Be Creative with Me: Developing the Beat to "Warm Coffee Cool Breeze" w/ Added Live Guitars - It's Sounding Good

In the month of November I made 15 new beats. Each one was in the ballpark of 30-60 seconds long, with the goal being to create one interesting, mostly finalized idea.

The project was a ton of fun and I got to explore a lot of new sonic space. There were many great comments from other Steemians and the whole thing was generally a good time for all. But, now I have so many unfinished ideas…

Each beat right now is mostly a loop. If I turn each one into a full song or extended beat of some kind, that would result in a lot of new music in my “vault” (15 songs!), which would be great because a goal of mine for 2018 is to release at least one song every month.

With any big project, all you can do is take that first step. I am not sure if I will go through finishing all of these beats by turning them into songs… but I know I want to try a few.

Working on One of November’s Beats

Today I decided to work with this beat from early last month… It was a super simple groove, mostly just something nice to relax to:

The beat is so minimal that it could go anywhere. The first idea that came to my mind was, it will be hard to turn this into a song! I don’t usually make songs built on this feel. It’s uncharted territory for me.

Luckily the riff is strong enough that I figured I could do something. I tried a few vocal ideas but quickly decided against that, turning to some synths instead to find a way into the song. Eventually I found myself working with a warm breathy synth tone and got the following melody going:


photo source: unsplash // Federico Respini

Adding Guitar

The smooth sound of this synth added to the already near-maximal relaxation of the beat. The next step was clearly to add some guitars.

At first my plan was to double the bassline on guitar. I realized that it sounded clunky that way. Instead, by muting the bass and adding an octave-down effect on some of the guitar takes, I could get a more live sound while achieving all the same notes.

The bassline was reasonable to record. My goal right now is to record things in full takes, rather than having to chop up multiple recordings to replace wrong notes. Maybe it isn’t necessary to do it that way, but I think it will make me better at guitar… anyway, because of that, it took longer to record the bass.

Second guitar was the hard part. That took ages to record, it ate up like an hour and a half. Just trying over and over to get it right… the part has a lot of non-repetition in it.
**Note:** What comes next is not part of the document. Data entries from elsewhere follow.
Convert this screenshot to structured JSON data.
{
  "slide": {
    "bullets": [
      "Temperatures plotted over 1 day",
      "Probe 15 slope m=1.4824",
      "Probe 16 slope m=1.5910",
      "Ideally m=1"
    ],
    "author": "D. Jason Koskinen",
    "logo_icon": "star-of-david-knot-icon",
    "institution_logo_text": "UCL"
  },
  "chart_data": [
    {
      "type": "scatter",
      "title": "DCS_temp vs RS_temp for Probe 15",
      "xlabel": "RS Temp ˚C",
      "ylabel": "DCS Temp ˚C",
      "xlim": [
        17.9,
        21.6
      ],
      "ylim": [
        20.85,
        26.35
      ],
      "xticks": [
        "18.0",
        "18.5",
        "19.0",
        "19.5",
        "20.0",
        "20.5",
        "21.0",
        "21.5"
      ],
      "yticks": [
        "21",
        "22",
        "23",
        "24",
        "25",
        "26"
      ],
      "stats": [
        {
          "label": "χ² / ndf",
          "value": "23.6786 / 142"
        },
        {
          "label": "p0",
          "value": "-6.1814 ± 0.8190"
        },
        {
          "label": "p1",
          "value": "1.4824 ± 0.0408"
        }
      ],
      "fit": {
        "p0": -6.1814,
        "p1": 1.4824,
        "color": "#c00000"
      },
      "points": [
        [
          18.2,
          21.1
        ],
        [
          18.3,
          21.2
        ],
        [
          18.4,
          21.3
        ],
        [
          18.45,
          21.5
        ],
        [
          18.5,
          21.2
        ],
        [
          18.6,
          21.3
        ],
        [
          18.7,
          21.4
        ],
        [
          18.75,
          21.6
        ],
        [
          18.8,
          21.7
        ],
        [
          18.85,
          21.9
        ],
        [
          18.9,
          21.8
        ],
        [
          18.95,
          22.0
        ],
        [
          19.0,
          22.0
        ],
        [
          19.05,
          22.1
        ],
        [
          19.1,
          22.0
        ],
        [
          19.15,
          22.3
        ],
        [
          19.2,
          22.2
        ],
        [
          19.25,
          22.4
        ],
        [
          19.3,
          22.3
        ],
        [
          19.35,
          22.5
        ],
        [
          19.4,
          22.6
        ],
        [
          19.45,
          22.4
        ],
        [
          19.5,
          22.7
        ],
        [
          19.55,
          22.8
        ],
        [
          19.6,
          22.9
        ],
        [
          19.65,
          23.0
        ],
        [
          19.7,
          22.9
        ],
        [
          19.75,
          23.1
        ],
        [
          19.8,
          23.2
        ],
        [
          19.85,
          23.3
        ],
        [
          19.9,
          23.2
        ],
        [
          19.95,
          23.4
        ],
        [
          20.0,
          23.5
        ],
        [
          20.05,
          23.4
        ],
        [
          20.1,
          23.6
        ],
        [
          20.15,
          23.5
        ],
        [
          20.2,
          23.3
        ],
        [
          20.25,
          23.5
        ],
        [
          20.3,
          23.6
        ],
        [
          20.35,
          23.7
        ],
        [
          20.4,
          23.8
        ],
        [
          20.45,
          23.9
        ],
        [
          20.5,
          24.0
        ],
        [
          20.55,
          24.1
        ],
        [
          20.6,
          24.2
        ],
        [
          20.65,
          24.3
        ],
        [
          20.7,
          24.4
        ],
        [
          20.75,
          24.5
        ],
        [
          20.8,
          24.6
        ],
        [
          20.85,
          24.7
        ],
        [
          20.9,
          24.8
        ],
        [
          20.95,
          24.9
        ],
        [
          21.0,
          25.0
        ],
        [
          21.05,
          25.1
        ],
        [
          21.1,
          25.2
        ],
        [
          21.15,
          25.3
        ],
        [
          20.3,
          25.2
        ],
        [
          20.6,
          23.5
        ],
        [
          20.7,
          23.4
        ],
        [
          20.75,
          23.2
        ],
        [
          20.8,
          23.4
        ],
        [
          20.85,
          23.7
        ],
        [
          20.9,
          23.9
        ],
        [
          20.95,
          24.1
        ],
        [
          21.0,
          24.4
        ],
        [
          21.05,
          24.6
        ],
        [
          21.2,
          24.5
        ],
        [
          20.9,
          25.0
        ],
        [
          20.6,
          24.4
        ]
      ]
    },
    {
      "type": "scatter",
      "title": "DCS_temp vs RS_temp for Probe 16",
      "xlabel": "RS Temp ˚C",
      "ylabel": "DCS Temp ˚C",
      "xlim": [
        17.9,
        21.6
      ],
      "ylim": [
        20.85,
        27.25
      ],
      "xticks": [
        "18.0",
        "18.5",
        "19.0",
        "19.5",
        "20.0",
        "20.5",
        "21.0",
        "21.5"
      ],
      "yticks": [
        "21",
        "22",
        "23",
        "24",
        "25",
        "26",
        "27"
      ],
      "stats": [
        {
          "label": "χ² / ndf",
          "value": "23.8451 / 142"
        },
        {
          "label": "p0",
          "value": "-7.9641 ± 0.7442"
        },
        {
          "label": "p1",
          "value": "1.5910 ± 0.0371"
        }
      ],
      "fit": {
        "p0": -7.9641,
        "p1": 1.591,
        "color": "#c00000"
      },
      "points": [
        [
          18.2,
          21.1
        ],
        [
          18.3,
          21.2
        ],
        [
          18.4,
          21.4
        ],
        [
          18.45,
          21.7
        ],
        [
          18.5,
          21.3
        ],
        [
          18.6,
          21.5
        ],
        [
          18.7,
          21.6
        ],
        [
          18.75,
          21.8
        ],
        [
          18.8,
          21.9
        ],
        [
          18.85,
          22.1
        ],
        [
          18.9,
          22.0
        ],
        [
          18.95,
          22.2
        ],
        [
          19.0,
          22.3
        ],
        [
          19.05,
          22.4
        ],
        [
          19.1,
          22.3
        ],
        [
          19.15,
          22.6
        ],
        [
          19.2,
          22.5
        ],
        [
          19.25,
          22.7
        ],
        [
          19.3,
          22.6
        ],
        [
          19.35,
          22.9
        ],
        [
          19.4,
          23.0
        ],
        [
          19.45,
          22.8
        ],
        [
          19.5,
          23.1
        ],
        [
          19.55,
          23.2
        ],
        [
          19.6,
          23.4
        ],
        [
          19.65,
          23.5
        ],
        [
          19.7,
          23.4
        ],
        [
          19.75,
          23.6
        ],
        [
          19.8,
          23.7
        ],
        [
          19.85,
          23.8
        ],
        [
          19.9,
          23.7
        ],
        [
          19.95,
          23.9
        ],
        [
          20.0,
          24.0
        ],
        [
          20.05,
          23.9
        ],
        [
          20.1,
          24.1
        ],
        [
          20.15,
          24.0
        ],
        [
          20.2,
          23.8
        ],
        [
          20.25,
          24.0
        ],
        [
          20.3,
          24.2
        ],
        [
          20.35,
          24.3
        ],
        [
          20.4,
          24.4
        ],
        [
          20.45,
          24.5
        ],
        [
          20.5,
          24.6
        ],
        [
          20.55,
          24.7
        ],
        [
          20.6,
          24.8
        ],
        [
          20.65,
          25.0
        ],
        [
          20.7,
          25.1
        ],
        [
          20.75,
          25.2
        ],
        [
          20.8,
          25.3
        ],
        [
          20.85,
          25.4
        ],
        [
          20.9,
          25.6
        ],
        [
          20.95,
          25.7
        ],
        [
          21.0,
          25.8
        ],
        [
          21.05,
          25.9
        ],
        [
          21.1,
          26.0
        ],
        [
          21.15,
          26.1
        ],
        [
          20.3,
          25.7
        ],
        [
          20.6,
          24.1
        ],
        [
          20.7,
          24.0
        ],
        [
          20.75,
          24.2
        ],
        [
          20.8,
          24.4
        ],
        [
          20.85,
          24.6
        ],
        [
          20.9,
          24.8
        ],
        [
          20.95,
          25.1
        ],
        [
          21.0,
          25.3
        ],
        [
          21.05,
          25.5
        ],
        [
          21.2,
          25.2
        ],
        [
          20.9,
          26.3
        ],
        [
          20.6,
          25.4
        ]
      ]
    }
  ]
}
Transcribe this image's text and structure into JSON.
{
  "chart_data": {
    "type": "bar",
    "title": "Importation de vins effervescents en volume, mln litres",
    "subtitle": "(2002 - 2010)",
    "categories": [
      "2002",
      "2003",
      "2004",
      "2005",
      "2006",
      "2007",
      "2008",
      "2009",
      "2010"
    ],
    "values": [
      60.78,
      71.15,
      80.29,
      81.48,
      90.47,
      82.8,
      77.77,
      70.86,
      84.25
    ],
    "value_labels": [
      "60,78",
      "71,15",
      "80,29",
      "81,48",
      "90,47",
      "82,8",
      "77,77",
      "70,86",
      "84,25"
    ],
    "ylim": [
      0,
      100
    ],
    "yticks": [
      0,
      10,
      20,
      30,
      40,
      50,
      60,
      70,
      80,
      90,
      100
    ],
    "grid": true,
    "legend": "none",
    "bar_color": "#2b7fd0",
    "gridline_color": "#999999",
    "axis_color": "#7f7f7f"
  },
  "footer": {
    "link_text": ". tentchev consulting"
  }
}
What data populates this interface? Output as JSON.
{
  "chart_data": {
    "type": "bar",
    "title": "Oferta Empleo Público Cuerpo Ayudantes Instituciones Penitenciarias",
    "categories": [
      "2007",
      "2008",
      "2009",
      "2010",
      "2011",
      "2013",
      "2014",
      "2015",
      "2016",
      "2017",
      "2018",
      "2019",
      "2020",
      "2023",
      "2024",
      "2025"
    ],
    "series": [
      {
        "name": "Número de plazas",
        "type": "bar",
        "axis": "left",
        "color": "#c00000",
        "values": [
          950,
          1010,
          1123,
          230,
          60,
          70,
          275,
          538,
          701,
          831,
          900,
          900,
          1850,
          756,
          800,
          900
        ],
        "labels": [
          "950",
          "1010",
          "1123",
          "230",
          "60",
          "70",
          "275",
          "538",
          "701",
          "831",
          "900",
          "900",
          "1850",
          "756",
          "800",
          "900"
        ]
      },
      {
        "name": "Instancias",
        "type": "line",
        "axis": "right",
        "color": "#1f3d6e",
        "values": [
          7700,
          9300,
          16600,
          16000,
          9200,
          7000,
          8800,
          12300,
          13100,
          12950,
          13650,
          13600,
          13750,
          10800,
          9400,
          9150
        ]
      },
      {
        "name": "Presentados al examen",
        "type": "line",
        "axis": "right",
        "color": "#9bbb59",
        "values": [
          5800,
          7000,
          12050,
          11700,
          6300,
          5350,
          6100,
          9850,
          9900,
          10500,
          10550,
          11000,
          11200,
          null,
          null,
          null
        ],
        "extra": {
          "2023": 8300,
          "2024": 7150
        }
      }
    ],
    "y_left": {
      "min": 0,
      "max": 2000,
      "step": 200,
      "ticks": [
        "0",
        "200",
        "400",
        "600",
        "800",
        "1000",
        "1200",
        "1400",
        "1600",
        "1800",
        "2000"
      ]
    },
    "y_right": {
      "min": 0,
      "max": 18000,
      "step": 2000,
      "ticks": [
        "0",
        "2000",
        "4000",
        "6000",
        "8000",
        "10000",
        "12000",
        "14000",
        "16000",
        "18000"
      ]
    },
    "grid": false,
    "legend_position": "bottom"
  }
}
In the end, I like how the guitars came out:

Having two different melodic ideas going against each other is trickier than you might think. In the world of music theory they call it “counterpoint”.

One of the most fun things in composing is to write a second melodic line against the first one. All you gotta do is loop the main melody and try a bunch of different ideas, sometimes for hours, until the next part comes together. If it sounds right to you, it’s good.

Putting it All Together

I didn’t change anything about the original drums. They are simple and get the job done, so to be honest it never even occurred to me to mess with them.

The song is far from complete, it’s still only one section that loops… but this is a much more fully realized loop. If I had a few variations and maybe one other chord idea, like a different progression at some point, it would be more of a full track.

Now that I am making progress on this, I will have to keep going! It feels like it’s only a few days from being a finished song. Already this thing sounds sick… check it:

Every sound is compressing very cleanly against the full mix, allowing the whole beat to pop and be quite loud. This is without a proper mastering session even, just some limiters doing the job quickly.

I love getting to the end of a beat and having the mix work. There were too many times in the past when I was newer to production, where I would get to the end and it just wouldn’t sound good at all. Nowadays I think I am becoming more consistent at getting a real professional product done.

(all I even mean when I say “professional product” is that it’s loud and clear lol. That sounds like such proper terminology.)

That’s it for today, thanks for reading!